Le Trip
Me voila pour un mois complet au Japon. La moitié du voyage sera un road trip de 4 000 km dans le sud du Japon et plus précisément sur la côte ouest de Kyushu, la plus au sud des 4 îles principales. Je me suis réservé un créneau de 5 jours dédié uniquement au surf. C'est court et donc c'est un coup de poker : pas sûr d'avoir des vagues.
Je quitte Beppu et ses bains chauds, Usuki et ses Boudhas millénaires. Je rejoins enfin Miyazaki, la zone de surf du sud de Kyuhsu.
Miyazaki, l'épicentre du surf japonais
Le Japon n'est pas considéré comme un destination surf. Pourtant, un premier regard sur une carte montre que le Japon est grand ouvert sur l'océan Pacifique avec une côte très découpée et bourrée d'îles. Un deuxième regard sur la météo montre que les typhons viennent souvent du sud et remontent vers le Japon en envoyant de sacrés swells. Le résultat est qu'il y a pas mal de coups de surf pour celui qui a du temps et beaucoup de spots différents : beach break, embouchures de rivières de classe mondiale, point break, reefs.
Sur une distance de 250 km se trouve la meilleure zone de surf du Japon, son Hossegor local au Sud, la ville de Miyazaki. Miyazaki a été rendue célèbre pour le complexe "sea gaia" et sa vague artificielle de 2m. La vague est aujourd'hui fermée. Honnêtement, vu la qualité du surf dans le coin, cela se comprend ! Pourquoi payer lorsque tu as mieux dehors ?
Il y a en effet une ou deux vagues de classes mondiale sur du reef : Chokusen, tube en droite sur des boulders où se sont déroulées plusieurs compétitions du world tour et Curren's reef, une droite énorme qui ne marche que par houle de typhon et rendue célèbre par Tom Curren qui avait été le seul des surfeurs pro à la surfer en 1991 par une houle gigantesque (couverture de surf session à l'époque...).
Curren's reef en 2014
je vous préviens tout de suite : non, je n'ai pas eu la chance d'avoir suffisamment de houle pour surfer ces deux pépites.
Ca ne rigole pas avec l'échauffement
Miyazaki, la ville du sud de Kyushu, est la zone des rebelles, hippies et originaux du Japon. La culture surf est incroyable et bien plus développée que ce que nous pouvons trouver en France même au pays basque: il y a notamment des surfeurs de tous âges et beaucoup, beaucoup de filles et de grommets. La présence de très bonnes vagues à longboard, une eau chaude y sont pour quelque chose.
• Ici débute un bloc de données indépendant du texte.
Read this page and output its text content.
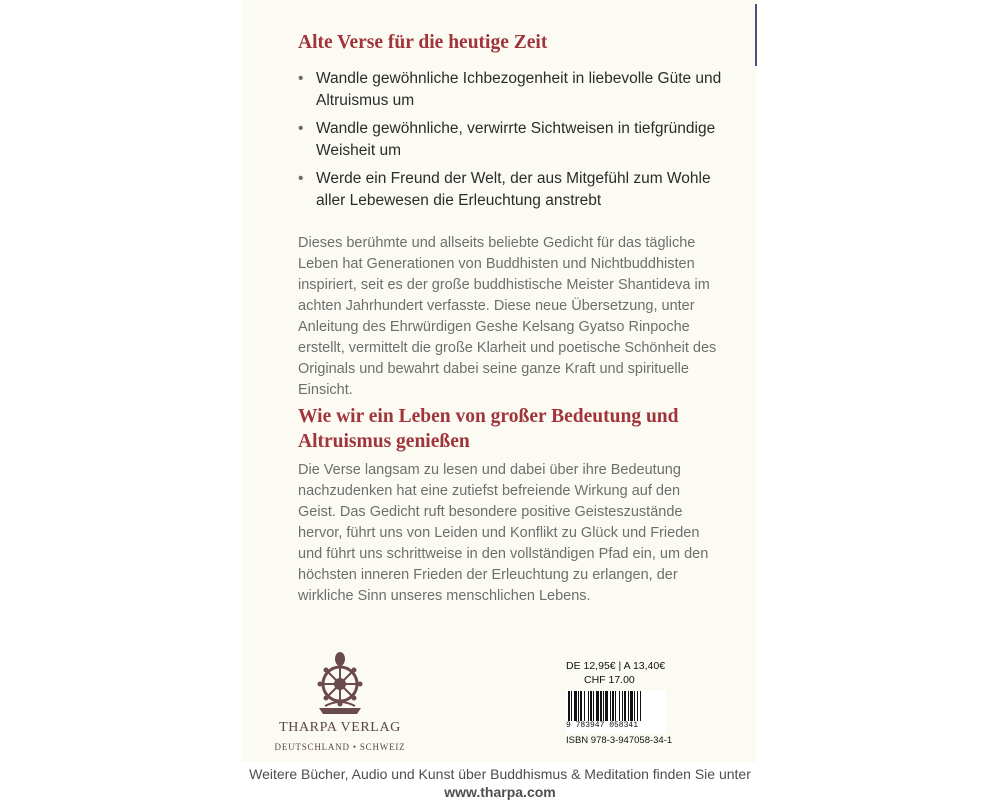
Alte Verse für die heutige Zeit
• Wandle gewöhnliche Ichbezogenheit in liebevolle Güte und Altruismus um
• Wandle gewöhnliche, verwirrte Sichtweisen in tiefgründige Weisheit um
• Werde ein Freund der Welt, der aus Mitgefühl zum Wohle aller Lebewesen die Erleuchtung anstrebt

Dieses berühmte und allseits beliebte Gedicht für das tägliche Leben hat Generationen von Buddhisten und Nichtbuddhisten inspiriert, seit es der große buddhistische Meister Shantideva im achten Jahrhundert verfasste. Diese neue Übersetzung, unter Anleitung des Ehrwürdigen Geshe Kelsang Gyatso Rinpoche erstellt, vermittelt die große Klarheit und poetische Schönheit des Originals und bewahrt dabei seine ganze Kraft und spirituelle Einsicht.

Wie wir ein Leben von großer Bedeutung und Altruismus genießen

Die Verse langsam zu lesen und dabei über ihre Bedeutung nachzudenken hat eine zutiefst befreiende Wirkung auf den Geist. Das Gedicht ruft besondere positive Geisteszustände hervor, führt uns von Leiden und Konflikt zu Glück und Frieden und führt uns schrittweise in den vollständigen Pfad ein, um den höchsten inneren Frieden der Erleuchtung zu erlangen, der wirkliche Sinn unseres menschlichen Lebens.

THARPA VERLAG
DEUTSCHLAND • SCHWEIZ
DE 12,95€ | A 13,40€
CHF 17.00
9 783947 058341
ISBN 978-3-947058-34-1
Weitere Bücher, Audio und Kunst über Buddhismus & Meditation finden Sie unter
www.tharpa.com
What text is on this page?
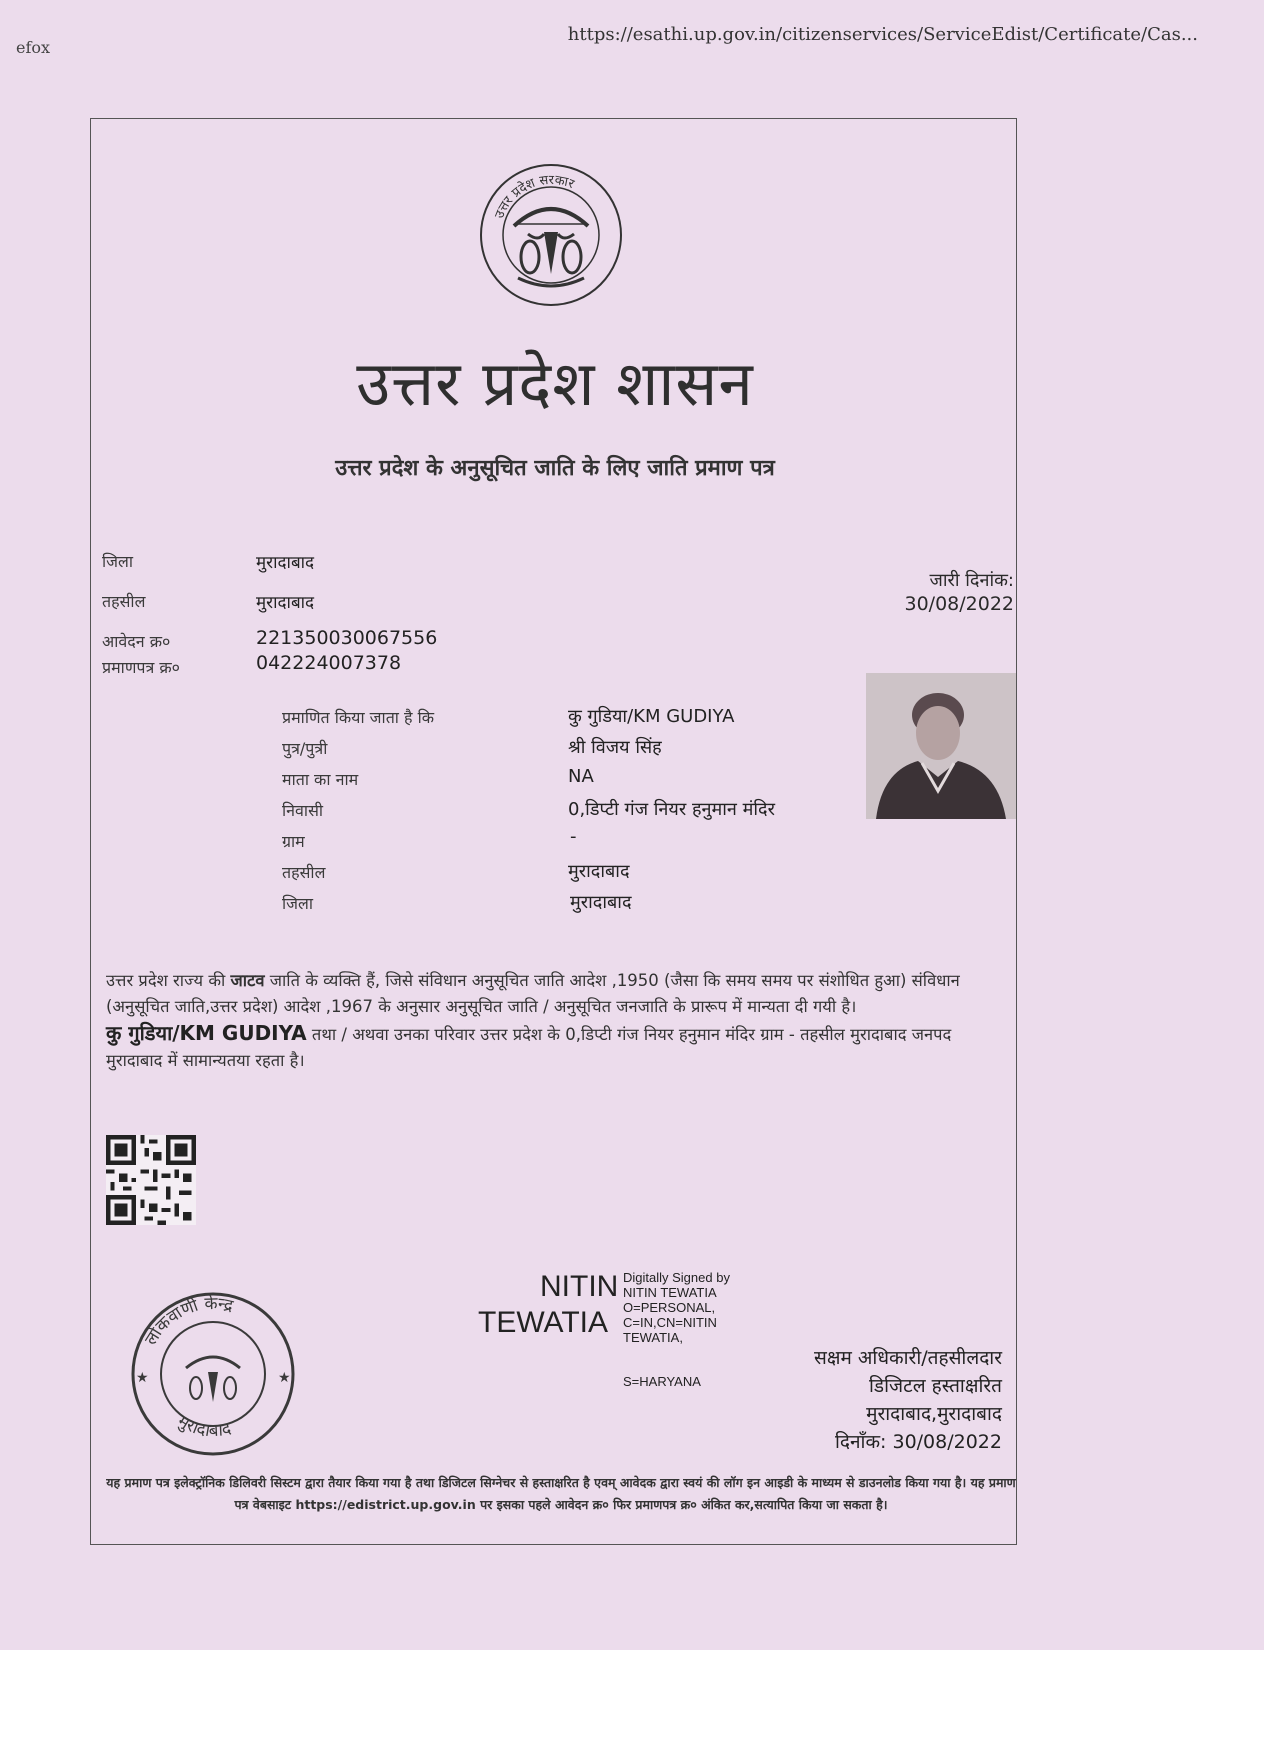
efox
https://esathi.up.gov.in/citizenservices/ServiceEdist/Certificate/Cas...
उत्तर प्रदेश सरकार
उत्तर प्रदेश शासन
उत्तर प्रदेश के अनुसूचित जाति के लिए जाति प्रमाण पत्र
जिला	मुरादाबाद
तहसील	मुरादाबाद
आवेदन क्र०	221350030067556
प्रमाणपत्र क्र०	042224007378
जारी दिनांक:
30/08/2022
प्रमाणित किया जाता है कि	कु गुडिया/KM GUDIYA
पुत्र/पुत्री	श्री विजय सिंह
माता का नाम	NA
निवासी	0,डिप्टी गंज नियर हनुमान मंदिर
ग्राम	-
तहसील	मुरादाबाद
जिला	मुरादाबाद
उत्तर प्रदेश राज्य की जाटव जाति के व्यक्ति हैं, जिसे संविधान अनुसूचित जाति आदेश ,1950 (जैसा कि समय समय पर संशोधित हुआ) संविधान (अनुसूचित जाति,उत्तर प्रदेश) आदेश ,1967 के अनुसार अनुसूचित जाति / अनुसूचित जनजाति के प्रारूप में मान्यता दी गयी है।
कु गुडिया/KM GUDIYA तथा / अथवा उनका परिवार उत्तर प्रदेश के 0,डिप्टी गंज नियर हनुमान मंदिर ग्राम - तहसील मुरादाबाद जनपद मुरादाबाद में सामान्यतया रहता है।
लोकवाणी केन्द्र
मुरादाबाद
★	★
NITIN
TEWATIA
Digitally Signed by
NITIN TEWATIA
O=PERSONAL,
C=IN,CN=NITIN
TEWATIA,
S=HARYANA
सक्षम अधिकारी/तहसीलदार
डिजिटल हस्ताक्षरित
मुरादाबाद,मुरादाबाद
दिनाँक: 30/08/2022
यह प्रमाण पत्र इलेक्ट्रॉनिक डिलिवरी सिस्टम द्वारा तैयार किया गया है तथा डिजिटल सिग्नेचर से हस्ताक्षरित है एवम् आवेदक द्वारा स्वयं की लॉग इन आइडी के माध्यम से डाउनलोड किया गया है। यह प्रमाण पत्र वेबसाइट https://edistrict.up.gov.in पर इसका पहले आवेदन क्र० फिर प्रमाणपत्र क्र० अंकित कर,सत्यापित किया जा सकता है।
Les surfeurs sont de types :
- * longboardeurs, à la recherche de vagues qui déroulent comme à Malibu
* shortboarders, la plupart du temps très performants (vraiment...)
* les rétro-cools : tous les autres surfeurs avec des looks à faire palir de coolitude Joel Tudor ou encore Rob Machado : bonzer, single, retro fish, modern fish, vêtu de top néoprène patagonia, de tee shirts plus cool les uns que les autres)
* les filles : très nombreuses, bon niveau et qui ragassent sans vergogne les mecs
* les vieux : quand je dis vieux, je parle de surfeurs entre 60 et 75 ans ! Ok ils ont des conditions favorables telle que l'eau chaude ou des vagues de repli fantastiques mais j'ai la preuve que nous pouvons durer longtemps en tant que surfeurs.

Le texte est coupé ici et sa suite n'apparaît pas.